The services industry around the world. Today, many countries are releasing both their services PMI, which measures growth in the services sector. The HSBC Markit PMI index, released today for China, saw the services industry bump up to 52, but the overall trend has remained for slowing growth, as investors worry over what’s next for the Chinese economy. In Japan, the industry weakened, slipping from growth to 48.5 per cent. While manufacturing is key for China – that number came in on Monday – in the U.K., services are the largest industry, and the numbers indicate the industry  is still growing fast at 56.7, despite a slight fall from the previous month.

A surprise rate cut from India. The country’s central bank suddenly cut the benchmark rate by a quarter of a percentage this morning, the second time since the year began that the bank has moved to lower the rate, which at 7.5 per cent remains far higher than the rate in most Western countries. A cut was widely expected to come – but not so soon.

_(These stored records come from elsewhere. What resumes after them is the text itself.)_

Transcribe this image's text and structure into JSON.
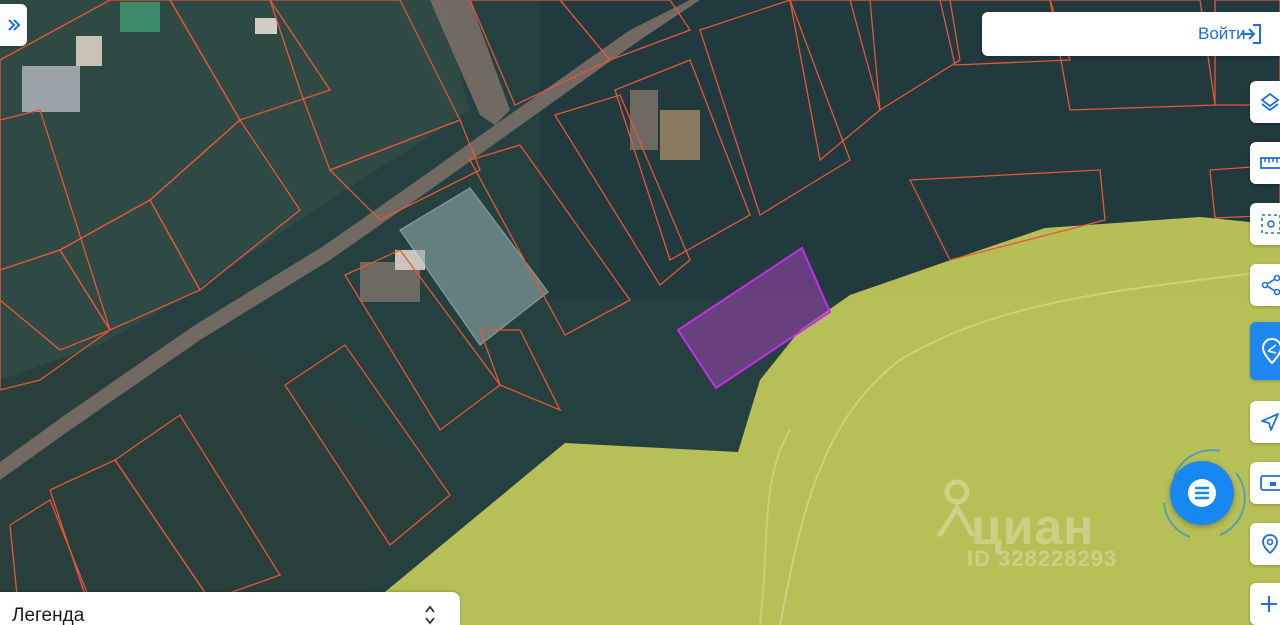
{
  "header": {
    "login_label": "Войти"
  },
  "legend": {
    "title": "Легенда"
  },
  "watermark": {
    "brand": "циан",
    "listing_id": "ID 328228293"
  },
  "toolbar": {
    "items": [
      {
        "name": "layers",
        "icon": "layers-icon"
      },
      {
        "name": "ruler",
        "icon": "ruler-icon"
      },
      {
        "name": "area-select",
        "icon": "area-select-icon"
      },
      {
        "name": "share",
        "icon": "share-icon"
      },
      {
        "name": "parcel-info",
        "icon": "parcel-info-icon",
        "active": true
      },
      {
        "name": "locate",
        "icon": "location-arrow-icon"
      },
      {
        "name": "panel",
        "icon": "panel-icon"
      },
      {
        "name": "place",
        "icon": "place-pin-icon"
      },
      {
        "name": "zoom-in",
        "icon": "plus-icon"
      }
    ]
  },
  "colors": {
    "parcel_border": "#e8553a",
    "selected_parcel": "#b02fd6",
    "zone_fill": "#c8d15a",
    "accent": "#1f86f0"
  }
}
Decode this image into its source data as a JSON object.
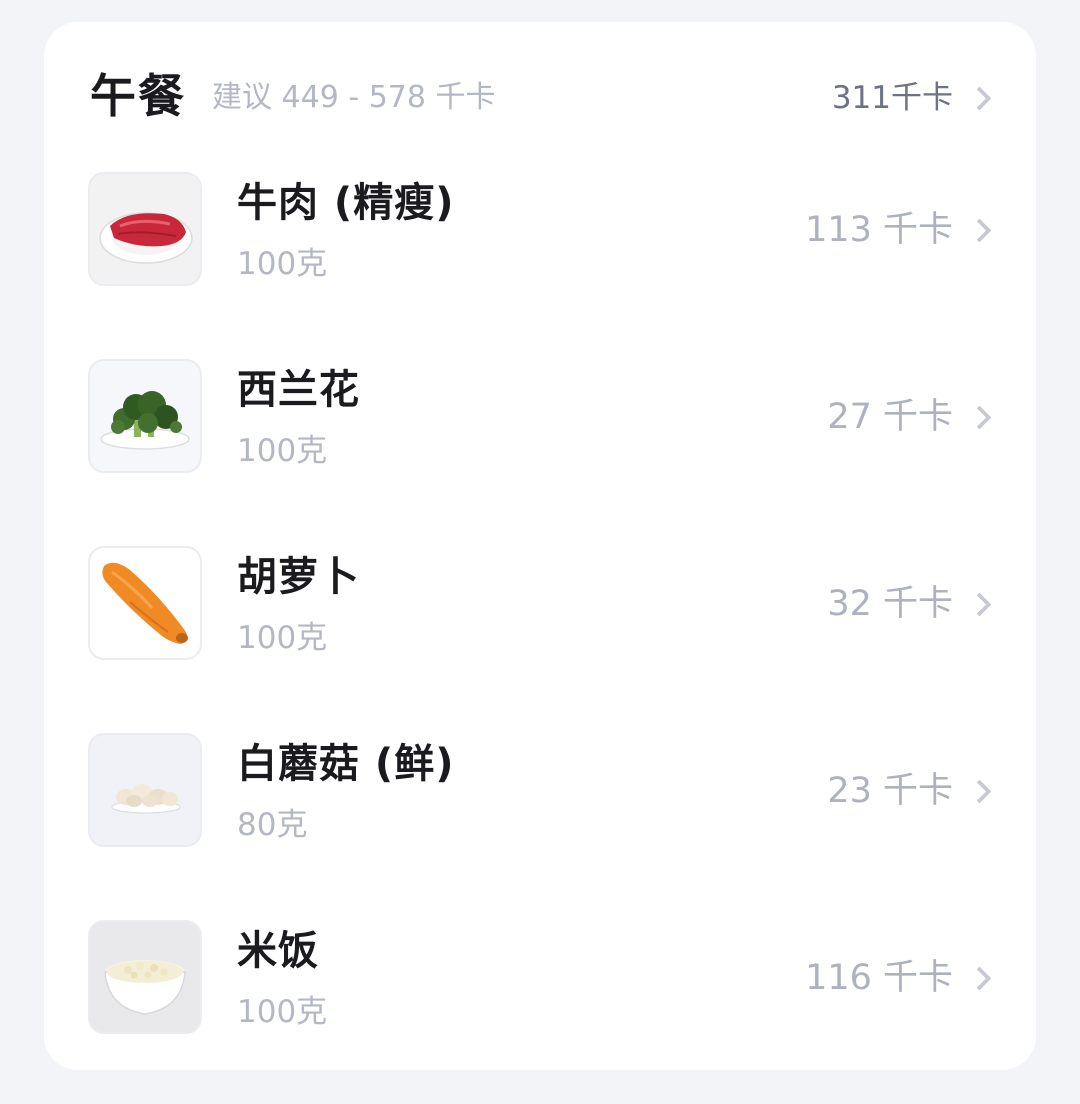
{
  "meal": {
    "title": "午餐",
    "suggestion": "建议 449 - 578 千卡",
    "total": "311千卡"
  },
  "items": [
    {
      "name": "牛肉 (精瘦)",
      "qty": "100克",
      "kcal": "113 千卡",
      "icon": "beef-icon"
    },
    {
      "name": "西兰花",
      "qty": "100克",
      "kcal": "27 千卡",
      "icon": "broccoli-icon"
    },
    {
      "name": "胡萝卜",
      "qty": "100克",
      "kcal": "32 千卡",
      "icon": "carrot-icon"
    },
    {
      "name": "白蘑菇 (鲜)",
      "qty": "80克",
      "kcal": "23 千卡",
      "icon": "mushroom-icon"
    },
    {
      "name": "米饭",
      "qty": "100克",
      "kcal": "116 千卡",
      "icon": "rice-icon"
    }
  ],
  "colors": {
    "page_bg": "#f3f4f8",
    "card_bg": "#ffffff",
    "title": "#1b1b1f",
    "muted": "#b4b8c4",
    "total": "#6e7383",
    "chevron": "#c7cad3"
  }
}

The cut was seen as likely to come in April, to give a bit of breathing time to a new plan to lower the country’s inflation rate. Over the weekend, the People’s Bank of China also reduced their benchmark interest rate by a quarter of a percentage.

The U.S. is running out of places to store all their oil. The U.S. is producing about a million barrels of oil more than they need a day, with crude supplies at an eighty year high, according to the Energy Department, fuelling worries the price could collapse still further as room tightens.  The price of oil has fallen by more than half since last June – today it’s between $50 and $51 so far –  and OPEC have pledged to keep their target production at 30 million barrels a day, despite complaints from oil-producing countries in the group who have seen income plummet. This morning, the Saudi oil minister said the price was a result of “market realities” and reiterated that they would not agree to change the target.

More gadgets from the Mobile World Congress. In tech this week it’s all about curved screens and smart watches, but some other products are also getting attention: including eye-activated phones, smart-bicycles, an IKEA lamp with a wireless charging port, and phones that claim to offer secure texting and calls – in an era when even large sim-card makers get hacked by national intelligence services.

Need to know:
TSX: 15,133.85 (-130.20), Monday
Loonie: 80.06 cents (+0.28), Monday
Oil (WTI): $50.76, Tuesday morning (10 a.m.)